Deste modo, os especialistas asseguraram que a análise de risco foi automatizada. De fato, diferente do que ocorria no passado, hoje em dia, mais de 90% dos empréstimos se autorizam sem que o cliente deva apresentar documentação para comprovar renda. "Ganharam espaço os métodos para prever lucros e as técnicas de scoring, graças ao desenvolvimento cada vez maior dos Bureaus de Crédito (como o Veraz). Isto permite que, em muitos casos, se possa ter acesso ao histórico de crédito de uma pessoa contando apenas com seu DNI", diz Ertola.
Na mesma linha, De Benedetti afirmou que no caso dos clientes de bancos, o documento de identidade é suficiente para deduzir o nível socioeconômico e a capacidade de pagamento de uma pessoa. "Entretanto, hoje o desafio é outro: é necessário conseguir a primeira conta bancária, atender ao grupo de pessoas que ainda não teve acesso ao sistema financeiro formal", diz. Um segmento que, em um país como a Argentina, representa mais da metade da população. "É necessário ampliar os critérios para poder incluir estas pessoas que quase estamos comprovando que cumprem com suas obrigações. No Banex, por exemplo, chegamos ao segmento de aposentados: um grupo que ninguém atendia e que quase não atrasa pagamentos" acrescentou De Benedetti.
Dez minutos para um empréstimo
Além da necessidade de incorporar novos clientes, o que motivou a flexibilização dos padrões de créditos foi a aparição de novos atuantes no mercado do financiamento. "Os comerciantes de pequenas empresas estão financiando ao consumidor e fazem isso muito bem.

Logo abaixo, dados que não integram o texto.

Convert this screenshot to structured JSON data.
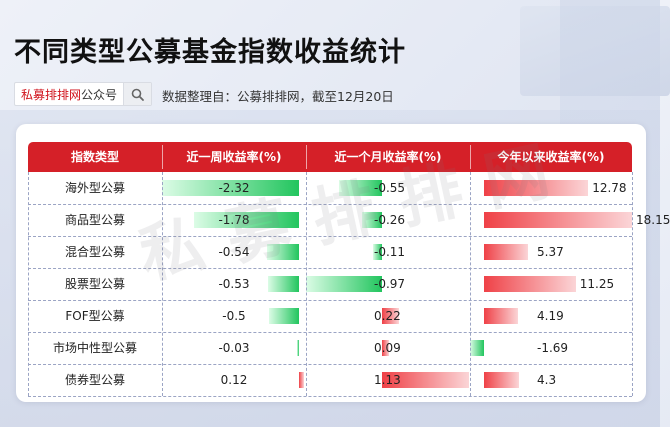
{
  "title": "不同类型公募基金指数收益统计",
  "search": {
    "brand": "私募排排网",
    "suffix": "公众号"
  },
  "source": "数据整理自：公募排排网，截至12月20日",
  "watermark": "私募排排网",
  "colors": {
    "header": "#d52028",
    "positive": "#ef4147",
    "negative": "#22c55e"
  },
  "chart_data": {
    "type": "table",
    "columns": [
      "指数类型",
      "近一周收益率(%)",
      "近一个月收益率(%)",
      "今年以来收益率(%)"
    ],
    "rows": [
      {
        "name": "海外型公募",
        "week": -2.32,
        "month": -0.55,
        "ytd": 12.78
      },
      {
        "name": "商品型公募",
        "week": -1.78,
        "month": -0.26,
        "ytd": 18.15
      },
      {
        "name": "混合型公募",
        "week": -0.54,
        "month": -0.11,
        "ytd": 5.37
      },
      {
        "name": "股票型公募",
        "week": -0.53,
        "month": -0.97,
        "ytd": 11.25
      },
      {
        "name": "FOF型公募",
        "week": -0.5,
        "month": 0.22,
        "ytd": 4.19
      },
      {
        "name": "市场中性型公募",
        "week": -0.03,
        "month": 0.09,
        "ytd": -1.69
      },
      {
        "name": "债券型公募",
        "week": 0.12,
        "month": 1.13,
        "ytd": 4.3
      }
    ]
  }
}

Temos que aprender a competir com eles, pressionando os bancos para gerar produtos mais ágeis: hoje as entidades tentam fazer com que a entrega do crédito seja imediata", afirma Novaro.
Neste sentido, a representante do Citibank explicou que as entidades contam hoje com duas opções que supõem um gerenciamento mais flexível dos riscos de crédito. "Por um lado, temos os empréstimos pré-aprovados e pré-acordados. Neste caso, o cliente que chega a pedir crédito pode contar, em pouco tempo, com determinada quantidade de dinheiro à sua disposição na conta corrente, valor que pode retirar imediatamente com o cartão de débito. Outra alternativa é fazer acordo com cada varejista para estar no ponto de venda: o que se chama Crédito Direto ao Consumidor", diz.
"Com os varejistas somos competidores e colaboradores ao mesmo tempo", diz Ertola. "Isto se deve porque a melhor forma de flexibilizar o crédito é ter informação de mercado. Nesse sentido, é bom que juntos possamos enriquecer a base e o conhecimento em torno do comportamento de crédito de nossos clientes", acrescentou.
Mas obviamente, as entidades têm seus limites. E muito importante é aquele que indica o Banco Central (BCRA), que até pouco tempo colocava barreiras muito importantes para a flexibilização dos padrões de risco. De todas as formas, os experts concordaram que, sem dúvida, a entidade que preside Martín Redrado está acompanhando bem a intenção dos bancos de abrandar seus padrões. "As últimas normativas que foram apresentadas demonstram isso. Creio que tanto o mercado como o BCRA segue na mesma direção", acredita Ertola.
"Um avanço importante creio que foi a linha de inquilinos, porque pela primeira vez o Banco Central permitiu autorizar créditos hipotecários apenas apresentando o recibo do aluguel", diz De Benedetti.